If after 2 weeks of strict dark therapy, teen is still:
- Not falling asleep before midnight
- Waking up multiple times
- Getting <6 hours total sleep
Next Steps: 1. Medication Adjustment: Talk to psychiatrist about: - Trazodone (50-100mg) - sedating antidepressant - Seroquel (25-50mg) - atypical antipsychotic, very sedating - Clonidine (0.1mg) - blood pressure med, sedating side effect 2. Sleep Study: Rule out sleep apnea (common in teens with bipolar)
Troubleshooting Common Sleep Problems
“My teen says they’re not tired”
Response: “Your brain isn’t making melatonin yet. That’s the ADHD. We’re using dark therapy to fix that. Put the glasses on anyway.”
“They sneak their phone at night”
Solution: - Charge phone in parent bedroom (non-negotiable) - Use parental controls to disable all apps except phone/text after 10 PM - If still an issue: Flip phone for sleep hours (yes, seriously)
“They fall asleep at 10 PM but wake up at 2 AM”
Possible Causes: - Medication wearing off: Talk to psychiatrist about extended-release versions - Anxiety: Waking with racing thoughts? May need evening dose of anti-anxiety med - Sleep apnea: Snoring?

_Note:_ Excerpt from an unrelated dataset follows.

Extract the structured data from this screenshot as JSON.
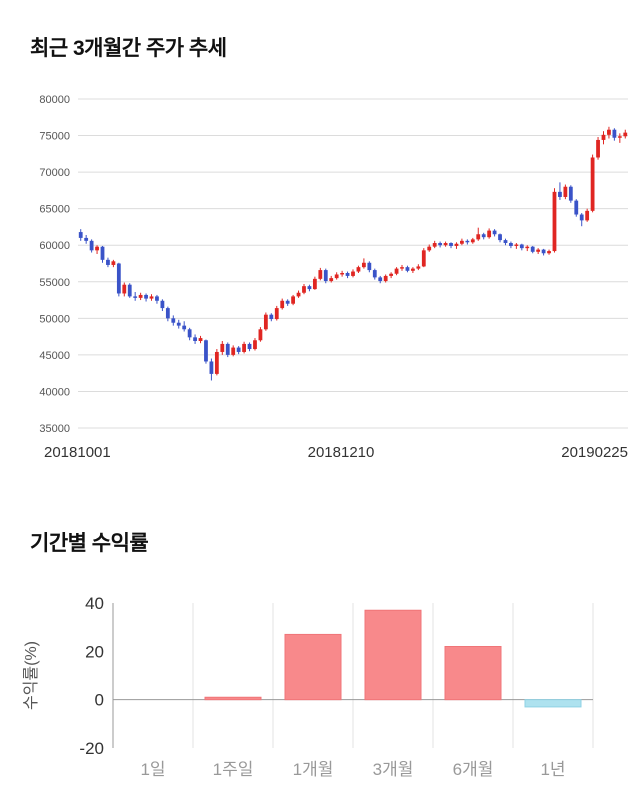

Gasping? Needs sleep study
“Weekend sleep schedule destroys our progress”
The Problem: “Social Jet Lag” - sleeping till noon on Saturday undoes weekday progress The Rule: Weekends can shift 1 hour MAXIMUM (If weekday bedtime is 10 PM, weekend is 11 PM max) Enforcement: Parents wake teen by 9 AM even on weekends (yes, they will hate you)
Alex’s Sleep Victory
After 4 weeks of dark therapy:
- Alex now falls asleep by 10:30 PM (was 2 AM)
- Getting 7-8 hours of sleep (was 4-5)
- Mood stabilized (no hypomanic episodes)
- Grades improved (can focus in class)
Sarah says: “I didn’t believe it would work. It seemed too simple. But it was the single most effective intervention we did.”
The Takeaway
Sleep is not optional. It is medication. It is mood regulation. It is crisis prevention.
For teens with Bipolar + AuDHD:
- 7-9 hours of sleep = baseline stability
- <6 hours for 3+ days = mania risk
- Dark Therapy = most effective non-medication intervention
The Dark Therapy Schedule (Summary): 1. 7 PM: Blue light glasses on, dim lights 2. 9 PM: Melatonin dose (0.5-3mg) 3. 10 PM: Lights out, phone out of room 4. Consistency: Every single night, including weekends
It’s not glamorous. It’s not high-tech. But it works.